What I was not told until the day of the first class, after arranging it all, was that if I had less than10 students, the class would be cancelled. Of course, for the next half hour I was sure that no one would show up. As we neared the appointed hour, however, people of all ages began to trickle in until there was a rush and there were no more seats in the room. Some sat a on the edges of desks and others just stood for the period.
I remember starting out by asking if anyone already collected and having most hands shoot up. I began by asking around the room expecting to hear photographs, drawings, paintings etc. Instead, I was hearing all kinds of things that people collected that I did not expect such as matchbook covers, comic books, baseball cards and I stopped with the fellow who collected barbed wire. I had not traveled in the West at that, time except Los Angeles and San Francisco, so I did not realize how many different types of barbed wire there were.
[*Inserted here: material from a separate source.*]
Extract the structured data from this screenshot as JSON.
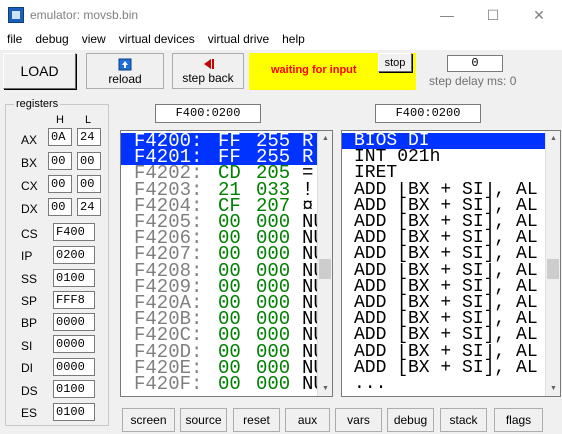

The following week when I arrived at the New School I was told they had given me a new larger classroom. So off I went to arrive in the most amazing space that anyone has ever taught in. It was a normal large size classroom but all four walls were covered by a mural by Thomas Hart Benton (1889-1975). It was called “America Today” painted 1930-31. It’s 10 panels show life in this country in the 1920’s. It had been painted originally for the Board Room of the New School for Social Research and later transferred to what became my classroom!
In 1984 the mural was bought by Axa Equitable, the insurance Company and eventually installed in the lobby of their Manhattan headquarters. When they were asked to take the mural down for a renovation of the lobby in 2012 AXA decided to give it to the Metropolitan Museum.
The Museum has installed the mural in a separate room with two large window spaces and a large doorway so they do not have quite the impact as they did when they were immediately next to each other in the classroom, but still you do get the idea. A small exhibition in the adjacent galleries shows preparatory drawings that remain the property of AXA along with pictures by artists who influenced Benton and even one by his pupil Jackson Pollock. That was a shocker to me! I wonder whether Pollock showed up for his classes
In this panorama of American life there is just one Native American and he is shown in a saloon with a cowboy and bargirls. See bottom of the left middle of this image for relative scale and then the detail.
Indian Panel |
Indian Panel detail |
Black men work alongside white men doing hard labor in construction or on an oil rig.
The murals on either side of the doorway feature women from the realism of a straphanger going to work on the subway to the glamor of dancers in a nightclub.
Go see the exhibition on view until April but afterwards the mural will remain installed with the other period rooms in the American wing at the Met.